The 2018 World Snooker Championship was held between 21 April and 7 May 2018 in Sheffield, England. The tournament was the last of twenty rankings events in the 2017/2018 season on the World Snooker Tour. It featured a 32-player main draw that was played at the Crucible Theatre, as well as a 128-player qualifying draw which took place at the English Institute of Sport from 11 to 18 April 2018, finishing three days prior to the start of the main draw. This was the 42nd consecutive year the tournament was held at the Crucible, and the 50th consecutive year the championship was contested through the modern knockout format.
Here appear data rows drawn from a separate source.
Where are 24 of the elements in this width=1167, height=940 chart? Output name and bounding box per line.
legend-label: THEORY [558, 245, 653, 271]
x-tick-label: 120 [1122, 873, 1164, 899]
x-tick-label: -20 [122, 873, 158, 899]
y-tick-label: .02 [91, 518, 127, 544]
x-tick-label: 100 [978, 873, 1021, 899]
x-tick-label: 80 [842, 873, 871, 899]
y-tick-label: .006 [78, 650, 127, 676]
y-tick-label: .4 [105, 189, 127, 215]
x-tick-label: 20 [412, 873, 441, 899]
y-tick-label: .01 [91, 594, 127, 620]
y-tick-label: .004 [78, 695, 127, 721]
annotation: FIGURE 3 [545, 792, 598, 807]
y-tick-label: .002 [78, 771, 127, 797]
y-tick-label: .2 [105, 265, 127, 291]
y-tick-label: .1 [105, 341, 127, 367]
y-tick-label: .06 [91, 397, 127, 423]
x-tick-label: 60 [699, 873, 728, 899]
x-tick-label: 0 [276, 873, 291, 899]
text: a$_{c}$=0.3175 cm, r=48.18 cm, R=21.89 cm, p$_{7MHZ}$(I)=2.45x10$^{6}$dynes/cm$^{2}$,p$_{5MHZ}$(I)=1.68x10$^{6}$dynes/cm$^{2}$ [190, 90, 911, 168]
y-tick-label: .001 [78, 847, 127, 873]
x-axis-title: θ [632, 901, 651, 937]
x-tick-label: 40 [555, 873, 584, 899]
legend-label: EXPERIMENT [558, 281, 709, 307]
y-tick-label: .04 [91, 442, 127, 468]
The top 16 players in the latest world rankings automatically qualified for the main draw as seeded players. (Note: In the event that the defending champion was ranked outside of the top 16, they would have replaced the player ranked world number 16 as an automatic qualifier.) Defending champion Mark Selby was automatically seeded 1st overall. The remaining fifteen seeds were allocated based on the latest world rankings (revision 10), which were released following the China Open, the penultimate event of the season. With Selby ranked as the world number 1 entering the event, every player's seed therefore corresponded to their respective world ranking. Matches in the first round of the main draw were played as best of 19 frames. The number of frames needed to win a match increased with each successive round, leading up to the final match which was played as best of 35 frames.

All 16 non-seeded spots in the main draw were filled with players from the qualifying rounds. The qualifying draw consisted of 128 players, including 113 of the remaining 115 players on the World Snooker Tour, as well as fifteen wildcard places allotted to non-tour players. These invited players included the women's world champion, the European junior champion, and all four semi-finalists at the amateur championship. As with the main draw, half of the participants in the qualifying draw were seeded players. Every player ranked from 17th to 80th was allocated one of 64 seeds in order of their ranking, while all of the other participants were placed randomly into the draw. In order to reach the main draw at the Crucible, players needed to win three best of 19 frame matches.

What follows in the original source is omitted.